15 May 2019

Winston Peters blames Fonterra's 'bad decisions' for Tip Top sale

9:10 am on 15 May 2019

Acting Prime Minister Winston Peters has called the sale of ice cream company Tip Top a "sad day" for New Zealand, laying the blame squarely on past management at Fonterra.

Winston Peters

Winston Peters is acting Prime Minister while Jacinda Ardern hosts a summit in Paris Photo: Ana Tovey / RNZ

Dairy collective Fonterra, New Zealand's largest company, is selling ice cream company Tip Top for $380 million to the British-based ice cream company Froneri.

Mr Peters has criticised the sale, and told Morning Report it was against country's national interest for the company to be sold to overseas buyers. He pinned the blame specifically on past governments and Fonterra's former management.

"One of the reasons why this is happening is because of the disastrous investment in BeingMate which came at hundreds of hundreds of millions of dollars of lost opportunity cost, in effect, to Fonterra.

"I'm just saying that surely we understand now, with greater clarity, the mistaken approach of the prior administrations and ... dare I say it in this case, Fonterra. I'm not blaming the present management but I am blaming the past management where people were paid massive salaries whilst the company was being imperilled."

However, he said the government would not be looking at legislation to specifically stop sales like that of Tip Top.

"We can't intervene like that, but here's the rub: we are trying to add value to our products to afford the wealth and employment of New Zealanders and when these things happen we need to look at why they happen and ask ourselves 'how did we get to the situation where in 2001 Fonterra bought that operation, Tip Top, and now in 2019 because of some serious mismanagement mistakes and bad decisions we're selling it to the advantage of another economy and not ours."

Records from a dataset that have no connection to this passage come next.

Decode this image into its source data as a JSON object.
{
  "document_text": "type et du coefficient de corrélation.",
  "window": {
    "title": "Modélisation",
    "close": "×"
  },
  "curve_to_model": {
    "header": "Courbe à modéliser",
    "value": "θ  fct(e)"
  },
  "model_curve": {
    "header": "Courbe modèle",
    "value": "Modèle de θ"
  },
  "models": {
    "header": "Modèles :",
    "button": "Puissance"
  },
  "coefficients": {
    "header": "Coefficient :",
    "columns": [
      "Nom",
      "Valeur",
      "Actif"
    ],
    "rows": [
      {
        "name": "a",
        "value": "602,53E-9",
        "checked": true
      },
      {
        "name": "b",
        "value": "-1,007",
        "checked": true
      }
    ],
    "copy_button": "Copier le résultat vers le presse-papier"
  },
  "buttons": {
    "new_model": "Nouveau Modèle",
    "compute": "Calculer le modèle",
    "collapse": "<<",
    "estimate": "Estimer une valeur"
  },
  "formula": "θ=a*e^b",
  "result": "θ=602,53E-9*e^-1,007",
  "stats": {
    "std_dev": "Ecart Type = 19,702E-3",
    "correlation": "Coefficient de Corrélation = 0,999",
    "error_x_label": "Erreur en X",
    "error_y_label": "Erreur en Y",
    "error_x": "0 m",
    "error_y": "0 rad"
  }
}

"Fonterra is not a government-owned company but we are making it very clear that if you want a supportive environment around New Zealand businesses and New Zealand entities then there are certain principles that should be followed.

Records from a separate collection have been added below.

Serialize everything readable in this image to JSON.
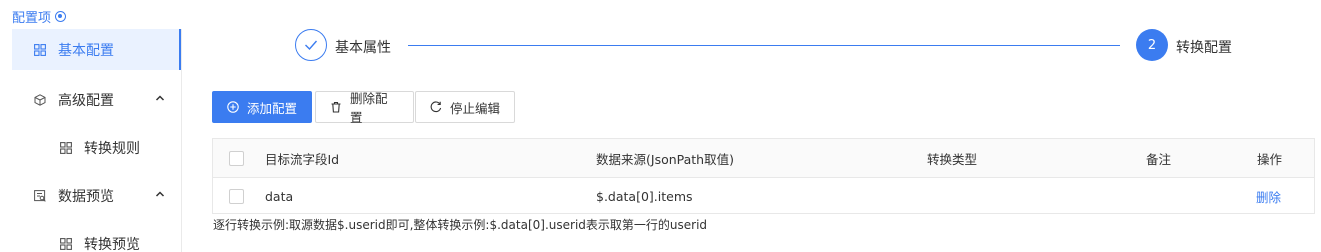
{
  "sidebar": {
    "title": "配置项",
    "items": [
      {
        "label": "基本配置"
      },
      {
        "label": "高级配置"
      },
      {
        "label": "转换规则"
      },
      {
        "label": "数据预览"
      },
      {
        "label": "转换预览"
      }
    ]
  },
  "steps": {
    "step1": {
      "label": "基本属性"
    },
    "step2": {
      "number": "2",
      "label": "转换配置"
    }
  },
  "toolbar": {
    "add_label": "添加配置",
    "delete_label": "删除配置",
    "stop_label": "停止编辑"
  },
  "table": {
    "columns": [
      "目标流字段Id",
      "数据来源(JsonPath取值)",
      "转换类型",
      "备注",
      "操作"
    ],
    "rows": [
      {
        "field_id": "data",
        "source": "$.data[0].items",
        "type": "",
        "note": "",
        "action": "删除"
      }
    ]
  },
  "hint": "逐行转换示例:取源数据$.userid即可,整体转换示例:$.data[0].userid表示取第一行的userid",
  "colors": {
    "accent": "#3b7cf0"
  }
}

"I railed about it and said we need to have a dramatic change in our economic approach. We had a sort of superficial commentary from lots of people who now want to know what the answers are and the first thing we need to know was that the sale was taking place. If a government is not told about this type of thing then we're left with the aftermath and the circumstances of a fait accompli."

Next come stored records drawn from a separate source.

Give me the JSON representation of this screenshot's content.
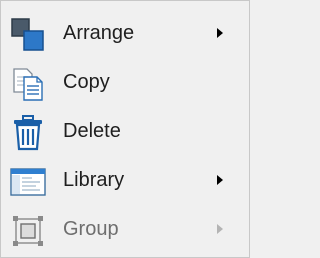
{
  "menu": {
    "items": [
      {
        "label": "Arrange",
        "icon": "arrange-icon",
        "has_submenu": true,
        "enabled": true
      },
      {
        "label": "Copy",
        "icon": "copy-icon",
        "has_submenu": false,
        "enabled": true
      },
      {
        "label": "Delete",
        "icon": "trash-icon",
        "has_submenu": false,
        "enabled": true
      },
      {
        "label": "Library",
        "icon": "library-window-icon",
        "has_submenu": true,
        "enabled": true
      },
      {
        "label": "Group",
        "icon": "group-icon",
        "has_submenu": true,
        "enabled": false
      }
    ]
  },
  "colors": {
    "background": "#f0f0f0",
    "text": "#1f1f1f",
    "disabled_text": "#6e6e6e",
    "icon_blue": "#1c6eb8",
    "icon_dark": "#3a4a5a"
  }
}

He argued the government's research and development tax credits would help New Zealand businesses transition from simple commodities to higher-technology and value-added products.

"The first thing we did about it was to massively increase the research and development funding from government to business in New Zealand. The second thing we're gonna do about it is ensure we focus wherever we possibly can on added value, and the third thing we will not do is just ignore the mistakes of the past and so believe that somehow these people who behaved in what I would call a mostly irresponsible way were somehow right."

However it was not clear how such an approach and awareness would prevent sales like that of Tip Top, or even investment in offshore companies like BeingMate which specialises in turning milk into baby formula, a value-added product.

Trade wars, steel tariffs and FTAs

Mr Peters was also questioned about the looming threat of trade war between the United States and China.

"It's always been concerning that for the threat of this approach when it comes to international trade because in the end there'll be a knock-on effect and it could very likely affect New Zealand adversely," he said.

"But, it's a situation that's controlled by the American voter or the American domestic market and we can't change that other than to say that we are concerned about its ramifications for us and countries like us.

He said progress was being made on reducing trade barriers with the US.

"We're working very seriously on two things, the steel and aluminium tariffs but secondly a free trade deal with the biggest economy in the world - namely, the United States.

"Vice President of the United States Mike Pence promised me to be working on it from that day forth and so we have expectations that we're taking the matter a whole lot further recently."

He said there was life in a US trade deal, and also pointed towards moves being made towards a trade deal with the EU.

"Yes there is, for the very reason that Trump laid out in his speech and was recited back to Vice President Pence and more importantly we went decades with no progress with respect to the EU and a fair trade deal and now it's a matter of serious progress as we speak.